NEW YORK (GenomeWeb) – An international team of researchers has developed a real-time PCR platform they claim is the smallest fully autonomous qPCR system in the world.
The platform weighs 90 grams and measures about 10 cm long, 6 cm wide, and 3.3 cm tall. It uses a 12V battery for power, and can process two samples plus a positive and negative control using standard 40-cycle qPCR in less than 35 minutes. Captured data is stored on the device and can be exported via a USB port. The four samples are pipetted as 0.2-microliter droplets onto a disposable glass coverslip before being added to the system, but future devices may be simplified to become sample-to-answer.
The research team was made up of scientists at the Saarbrucken, Germany-based branch of the Korea Institute of Science and Technology — also called KIST-Europe — as well as Brno University of Technology in the Czech Republic, Northwestern Polytechnical University in Xi'an, China, and the Center for Nanoscale Science and Technology (CNST) at the National Institute of Standards and Technology (NIST) in the US.
In a study published in Lab on a Chip last week, the researchers demonstrated the qPCR system amplified an amplicon from synthetic cDNA of the H7N9 influenza virus, and used serial dilutions to show that the system was capable of detecting as little as one copy of viral DNA with a mean efficiency in the range of 0.9 per cycle.
The researchers ultimately intend to develop a sample-to-answer system based on the device, project researcher Pavel Neužil told GenomeWeb.
The next step will be pre-clinical validation of the device with a transfected cell-based method, similar to one the group previously published in Angewandte Chemie International Edition, Neužil said. Following that, the team plans to conduct trials in collaboration with the Czech Armed Forces' Biological Defense Department at Techonin, as that agency can safely process a diversity of pathogens.
The group performed some of the device development at NIST labs as part of a long-term collaboration between Neužil and co-author B. Robert Ilic, the project leader of the CNST Nanofabrication Research Group. During a few weeks' visit to NIST, Neužil said the group was able to successfully fabricate devices for several projects.
"As a hands-on research-enabling facility, CNST offers a complete toolset, including lithography down to minimum feature sizes in the single-digit [nanometer] domain and above ... as well as a full complement of etchers, deposition tools, and countless state-of-the-art analysis tools," Neužil said. "The most valuable asset is the technical staff with a wealth of experience in fabrication and processing — they continuously push the limits, enabling new process flows, [and] are super friendly and helpful."
A prototype of the tiny qPCR device the group built was also used in work by Neužil and his colleagues which focused on a method to incorporate high-resolution melt data collection into the transition between extension and denaturation in each PCR cycle.
The present study, however, emphasized further miniaturization of the device, and some of the melt analysis precision was sacrificed. Specifically, the device uses standard temporal thermal cycling, as opposed to spatial thermal cycling in which the sample can move between heat elements. To accomplish this efficiently, the device relies on a "virtual reaction chamber," which is essentially a 0.2-microliter droplet of PCR reaction covered with mineral oil, Neužil said.

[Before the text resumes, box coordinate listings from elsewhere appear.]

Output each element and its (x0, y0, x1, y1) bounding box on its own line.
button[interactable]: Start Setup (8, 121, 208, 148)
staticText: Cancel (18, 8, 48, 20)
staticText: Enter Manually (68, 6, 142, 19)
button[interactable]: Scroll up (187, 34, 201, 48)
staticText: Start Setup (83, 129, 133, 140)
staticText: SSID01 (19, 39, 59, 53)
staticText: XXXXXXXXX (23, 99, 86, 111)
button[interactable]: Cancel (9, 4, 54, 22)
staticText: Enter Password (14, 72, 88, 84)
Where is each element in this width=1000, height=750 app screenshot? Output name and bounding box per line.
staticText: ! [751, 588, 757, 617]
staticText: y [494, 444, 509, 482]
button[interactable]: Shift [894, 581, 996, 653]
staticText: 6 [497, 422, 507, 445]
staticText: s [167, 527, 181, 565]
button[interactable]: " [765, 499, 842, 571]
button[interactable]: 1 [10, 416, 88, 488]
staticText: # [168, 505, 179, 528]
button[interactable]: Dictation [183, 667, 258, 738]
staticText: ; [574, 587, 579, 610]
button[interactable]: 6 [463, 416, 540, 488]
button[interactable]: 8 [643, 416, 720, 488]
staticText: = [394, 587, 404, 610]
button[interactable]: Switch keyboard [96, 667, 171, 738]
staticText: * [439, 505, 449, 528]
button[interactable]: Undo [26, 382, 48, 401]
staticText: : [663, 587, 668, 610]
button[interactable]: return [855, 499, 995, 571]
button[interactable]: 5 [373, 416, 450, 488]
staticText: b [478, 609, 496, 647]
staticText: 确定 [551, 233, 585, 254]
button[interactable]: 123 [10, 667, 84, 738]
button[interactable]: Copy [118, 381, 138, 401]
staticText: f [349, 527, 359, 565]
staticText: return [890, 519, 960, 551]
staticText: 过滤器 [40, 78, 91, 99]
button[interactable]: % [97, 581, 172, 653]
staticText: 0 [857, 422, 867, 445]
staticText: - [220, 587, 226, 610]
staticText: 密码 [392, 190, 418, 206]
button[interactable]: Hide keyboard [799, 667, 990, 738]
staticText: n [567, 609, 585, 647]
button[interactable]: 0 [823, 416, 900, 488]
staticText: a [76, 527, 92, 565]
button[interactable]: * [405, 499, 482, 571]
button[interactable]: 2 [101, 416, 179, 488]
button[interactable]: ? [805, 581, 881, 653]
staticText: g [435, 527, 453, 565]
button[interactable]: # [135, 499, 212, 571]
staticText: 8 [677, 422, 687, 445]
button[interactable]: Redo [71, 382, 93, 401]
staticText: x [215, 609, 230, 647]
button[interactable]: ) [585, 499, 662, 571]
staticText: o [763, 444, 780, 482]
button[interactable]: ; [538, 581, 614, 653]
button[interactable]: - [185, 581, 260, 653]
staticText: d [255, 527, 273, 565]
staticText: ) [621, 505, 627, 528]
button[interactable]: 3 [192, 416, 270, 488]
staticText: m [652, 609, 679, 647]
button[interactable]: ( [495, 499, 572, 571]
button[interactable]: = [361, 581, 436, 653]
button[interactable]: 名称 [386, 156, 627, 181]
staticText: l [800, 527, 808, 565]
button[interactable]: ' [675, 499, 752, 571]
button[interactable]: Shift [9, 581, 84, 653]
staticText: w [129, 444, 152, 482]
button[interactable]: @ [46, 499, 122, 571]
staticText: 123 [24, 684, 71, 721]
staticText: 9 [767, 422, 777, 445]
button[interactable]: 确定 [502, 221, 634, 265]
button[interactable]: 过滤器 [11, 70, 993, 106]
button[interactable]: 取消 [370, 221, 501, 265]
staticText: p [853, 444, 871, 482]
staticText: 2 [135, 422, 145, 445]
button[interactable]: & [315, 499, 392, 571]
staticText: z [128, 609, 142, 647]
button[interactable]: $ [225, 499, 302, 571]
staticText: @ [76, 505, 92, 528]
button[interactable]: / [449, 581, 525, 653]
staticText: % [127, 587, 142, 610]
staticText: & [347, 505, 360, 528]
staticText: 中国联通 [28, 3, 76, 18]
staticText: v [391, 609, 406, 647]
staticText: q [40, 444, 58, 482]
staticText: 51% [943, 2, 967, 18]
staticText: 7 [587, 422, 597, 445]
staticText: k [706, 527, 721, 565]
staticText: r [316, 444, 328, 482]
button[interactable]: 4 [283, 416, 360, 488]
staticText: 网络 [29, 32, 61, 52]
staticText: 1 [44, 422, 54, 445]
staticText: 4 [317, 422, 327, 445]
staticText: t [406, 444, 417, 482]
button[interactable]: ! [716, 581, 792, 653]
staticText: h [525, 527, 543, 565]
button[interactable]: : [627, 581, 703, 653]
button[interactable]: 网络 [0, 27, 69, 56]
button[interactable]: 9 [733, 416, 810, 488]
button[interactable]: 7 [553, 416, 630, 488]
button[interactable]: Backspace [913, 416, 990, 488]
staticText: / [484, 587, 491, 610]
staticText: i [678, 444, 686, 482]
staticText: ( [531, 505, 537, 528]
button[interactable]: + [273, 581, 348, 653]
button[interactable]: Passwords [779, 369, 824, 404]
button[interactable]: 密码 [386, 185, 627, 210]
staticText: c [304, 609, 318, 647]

With minimal sample size, the device has minimal heat capacitance, so heating and cooling can also be rapid and not require extra power. The melt temperature was still used to confirm specific DNA was amplified, but was not suitable for HRM analysis.
However, multiplex detection on this device is now an option. The group's previously published system for PCR multiplexing, which uses a mixture of intercalating dye for one DNA and an FAM probe for a second DNA, can detect both using a single fluorescent channel, and "this can be performed by this small PCR as well," Neužil said.
Unlike other miniaturized PCR systems — such as Ubiquitome's Freedom4 qPCR device or Amplyus' miniPCR for standard PCR — this system is autonomous, with an integrated LCD display so it doesn't require a smartphone, CCD camera, or laptop to operate.
The group further miniaturized the device by redesigning the optics so that the four optical read-out systems are integrated together. Yet each reaction droplet has its own fluorescence monitoring system, with voltage as the read-out. The method is thereby immune to ambient light, and no light shielding box is needed.
"Cameras, due to the limited frame rate per second, cannot do this," Neužil said, adding that the detector has a much larger area than the pixels of a CCD or CMOS imager, "making our system much more sensitive."
"We envision that in the future all the chemicals will be lyophilized on the glass, and one will only dispense the pre-treated template containing DNA or RNA," he said. "Eventually we will develop an entire sample-to-answer system which will use 40 microliters sample volume [and] pre-concentration [of DNA or RNA] will be automatically operated by using paramagnetic particles."
The device has no moving parts, enhancing its robustness. It could be made to run faster by tweaking the PCR chemistries, and the group also has the option of making the device even tinier in the future.
"We are very confident the system can be made even smaller, as we are far from its limit of detection," Neužil noted.